L’Iran a annoncé, samedi, avoir de nouveau fermé le détroit d’Ormuz, revenant sur sa décision de la veille de le rouvrir partiellement. Téhéran justifie ce revirement par la poursuite du blocus américain visant ses ports. Cette escalade intervient dans un contexte de tensions régionales et de trêves fragiles.
Téhéran durcit sa position
Dans un communiqué relayé par la télévision d’État, le commandement des forces armées iraniennes Khatam Al-Anbiya affirme avoir rétabli un « contrôle strict » sur le détroit, point névralgique du commerce mondial des hydrocarbures. Les autorités iraniennes accusent les États-Unis de ne pas avoir respecté leurs engagements, dénonçant des « actes de piraterie » sous couvert du blocus maritime.
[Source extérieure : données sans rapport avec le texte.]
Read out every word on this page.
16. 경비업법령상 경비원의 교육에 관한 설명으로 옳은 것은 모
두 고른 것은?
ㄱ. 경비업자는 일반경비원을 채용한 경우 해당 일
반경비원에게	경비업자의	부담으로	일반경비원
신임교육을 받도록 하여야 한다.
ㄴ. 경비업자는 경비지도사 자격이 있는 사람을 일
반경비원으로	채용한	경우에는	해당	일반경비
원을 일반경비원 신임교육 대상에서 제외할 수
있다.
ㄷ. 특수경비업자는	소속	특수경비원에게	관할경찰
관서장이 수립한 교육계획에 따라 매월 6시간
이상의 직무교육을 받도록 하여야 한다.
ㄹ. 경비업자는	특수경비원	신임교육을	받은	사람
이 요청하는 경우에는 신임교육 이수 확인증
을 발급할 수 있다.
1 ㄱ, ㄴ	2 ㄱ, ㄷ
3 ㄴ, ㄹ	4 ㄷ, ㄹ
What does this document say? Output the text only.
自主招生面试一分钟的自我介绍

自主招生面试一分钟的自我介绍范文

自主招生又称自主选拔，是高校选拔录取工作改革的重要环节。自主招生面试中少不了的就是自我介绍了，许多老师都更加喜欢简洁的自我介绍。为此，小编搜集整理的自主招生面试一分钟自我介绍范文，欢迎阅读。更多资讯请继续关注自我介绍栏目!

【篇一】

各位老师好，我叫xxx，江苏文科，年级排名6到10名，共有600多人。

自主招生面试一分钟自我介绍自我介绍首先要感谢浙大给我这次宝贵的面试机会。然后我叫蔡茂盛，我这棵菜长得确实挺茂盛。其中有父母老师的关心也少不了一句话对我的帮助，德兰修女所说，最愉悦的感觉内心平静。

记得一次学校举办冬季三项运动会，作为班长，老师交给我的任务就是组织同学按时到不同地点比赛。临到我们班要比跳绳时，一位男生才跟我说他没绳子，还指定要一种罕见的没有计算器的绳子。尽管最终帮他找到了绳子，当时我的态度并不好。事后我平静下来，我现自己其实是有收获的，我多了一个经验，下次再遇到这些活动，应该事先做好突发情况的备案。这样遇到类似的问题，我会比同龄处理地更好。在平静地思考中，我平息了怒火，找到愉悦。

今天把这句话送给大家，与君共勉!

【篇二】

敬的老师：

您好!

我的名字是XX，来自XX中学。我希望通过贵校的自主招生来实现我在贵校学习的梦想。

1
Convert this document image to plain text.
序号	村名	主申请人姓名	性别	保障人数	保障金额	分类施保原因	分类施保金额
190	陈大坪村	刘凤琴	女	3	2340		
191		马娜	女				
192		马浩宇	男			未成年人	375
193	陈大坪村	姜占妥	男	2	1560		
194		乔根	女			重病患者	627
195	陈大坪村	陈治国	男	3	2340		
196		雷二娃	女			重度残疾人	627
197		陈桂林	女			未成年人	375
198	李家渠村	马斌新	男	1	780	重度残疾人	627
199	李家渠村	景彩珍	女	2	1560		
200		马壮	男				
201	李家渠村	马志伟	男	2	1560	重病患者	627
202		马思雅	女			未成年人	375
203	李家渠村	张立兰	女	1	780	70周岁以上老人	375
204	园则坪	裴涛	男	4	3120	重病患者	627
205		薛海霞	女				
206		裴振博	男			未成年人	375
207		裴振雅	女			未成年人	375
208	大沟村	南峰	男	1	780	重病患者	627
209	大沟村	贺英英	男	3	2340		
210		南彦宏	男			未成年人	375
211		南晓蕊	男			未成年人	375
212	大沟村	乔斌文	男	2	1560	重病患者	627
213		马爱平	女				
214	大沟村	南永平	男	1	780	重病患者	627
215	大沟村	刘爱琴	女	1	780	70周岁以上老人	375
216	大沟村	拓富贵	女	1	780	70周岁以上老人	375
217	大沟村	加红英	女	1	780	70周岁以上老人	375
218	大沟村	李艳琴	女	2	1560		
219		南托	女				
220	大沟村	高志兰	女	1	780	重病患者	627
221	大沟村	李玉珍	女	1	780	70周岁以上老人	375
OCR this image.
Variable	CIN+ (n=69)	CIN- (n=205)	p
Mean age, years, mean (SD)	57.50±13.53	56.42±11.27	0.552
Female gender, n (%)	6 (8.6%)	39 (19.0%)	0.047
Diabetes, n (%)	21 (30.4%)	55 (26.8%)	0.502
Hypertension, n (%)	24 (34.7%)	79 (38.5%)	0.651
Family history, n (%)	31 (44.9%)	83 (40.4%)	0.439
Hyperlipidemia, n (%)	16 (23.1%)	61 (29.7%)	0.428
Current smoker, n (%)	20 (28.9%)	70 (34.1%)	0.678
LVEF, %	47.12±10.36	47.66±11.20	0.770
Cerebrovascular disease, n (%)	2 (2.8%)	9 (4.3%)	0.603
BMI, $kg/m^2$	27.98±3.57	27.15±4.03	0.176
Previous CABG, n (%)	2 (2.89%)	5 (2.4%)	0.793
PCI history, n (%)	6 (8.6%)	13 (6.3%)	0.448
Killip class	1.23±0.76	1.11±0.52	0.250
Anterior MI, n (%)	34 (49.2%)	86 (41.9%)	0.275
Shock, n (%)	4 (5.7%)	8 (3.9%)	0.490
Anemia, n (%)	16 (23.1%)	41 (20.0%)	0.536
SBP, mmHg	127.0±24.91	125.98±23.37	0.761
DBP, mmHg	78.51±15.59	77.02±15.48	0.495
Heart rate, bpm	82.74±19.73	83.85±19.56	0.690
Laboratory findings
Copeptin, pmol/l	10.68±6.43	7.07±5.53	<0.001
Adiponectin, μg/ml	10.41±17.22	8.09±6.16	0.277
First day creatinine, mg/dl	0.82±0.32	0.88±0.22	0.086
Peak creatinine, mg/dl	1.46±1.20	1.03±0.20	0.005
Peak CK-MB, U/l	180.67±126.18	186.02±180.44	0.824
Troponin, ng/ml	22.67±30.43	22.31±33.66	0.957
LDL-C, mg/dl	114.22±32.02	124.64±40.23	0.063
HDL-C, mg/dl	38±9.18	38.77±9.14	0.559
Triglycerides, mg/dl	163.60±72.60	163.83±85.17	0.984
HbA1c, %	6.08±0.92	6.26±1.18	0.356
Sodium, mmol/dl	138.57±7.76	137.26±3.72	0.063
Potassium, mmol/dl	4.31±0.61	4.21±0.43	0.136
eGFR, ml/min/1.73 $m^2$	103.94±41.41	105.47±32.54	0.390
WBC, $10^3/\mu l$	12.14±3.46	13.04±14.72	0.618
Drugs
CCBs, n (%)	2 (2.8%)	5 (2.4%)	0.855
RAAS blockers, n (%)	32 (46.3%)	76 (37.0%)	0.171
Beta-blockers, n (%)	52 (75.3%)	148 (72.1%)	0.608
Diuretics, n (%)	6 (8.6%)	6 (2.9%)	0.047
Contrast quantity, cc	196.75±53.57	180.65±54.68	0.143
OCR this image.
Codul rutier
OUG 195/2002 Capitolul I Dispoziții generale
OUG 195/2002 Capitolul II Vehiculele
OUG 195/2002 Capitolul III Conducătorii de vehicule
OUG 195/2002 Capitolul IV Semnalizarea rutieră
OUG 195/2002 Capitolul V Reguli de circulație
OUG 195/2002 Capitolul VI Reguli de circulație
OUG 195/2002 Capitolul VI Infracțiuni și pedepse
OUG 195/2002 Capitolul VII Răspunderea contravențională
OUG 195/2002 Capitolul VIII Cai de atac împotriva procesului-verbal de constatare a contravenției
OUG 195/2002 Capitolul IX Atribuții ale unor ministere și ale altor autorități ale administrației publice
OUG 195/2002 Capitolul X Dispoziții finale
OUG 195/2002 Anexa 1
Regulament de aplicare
La veille, l’Iran avait pourtant autorisé, selon ses déclarations, un passage limité de pétroliers et de navires commerciaux « de bonne foi », avant de revenir sur cette mesure moins de 24 heures plus tard.
Washington maintient la pression
Le président Donald Trump a réaffirmé que le blocus des ports iraniens resterait en vigueur tant qu’aucun accord de paix ne serait conclu avec Téhéran. Il a également évoqué la possibilité de ne pas prolonger le cessez-le-feu en cours au-delà de son échéance.
Ce maintien de la pression américaine alimente le bras de fer entre les deux puissances, avec des répercussions directes sur la sécurité maritime dans la région.
Parallèlement, l’Iran a annoncé la réouverture partielle de son espace aérien à l’est du pays, permettant la reprise de certains vols internationaux. Des données de suivi aérien confirment qu’au moins un appareil commercial a survolé le territoire iranien après cette décision.
Sur le plan diplomatique, des initiatives se poursuivent : des responsables pakistanais ont achevé une série de visites pour favoriser une désescalade, avec la perspective de nouveaux pourparlers entre Washington et Téhéran.
Une trêve fragile au Liban
Dans le même temps, un cessez-le-feu de dix jours est entré en vigueur entre le Liban et Israël. Le président Joseph Aoun a indiqué travailler à un accord durable, qualifiant cette trêve de « phase de transition » vers un règlement plus stable.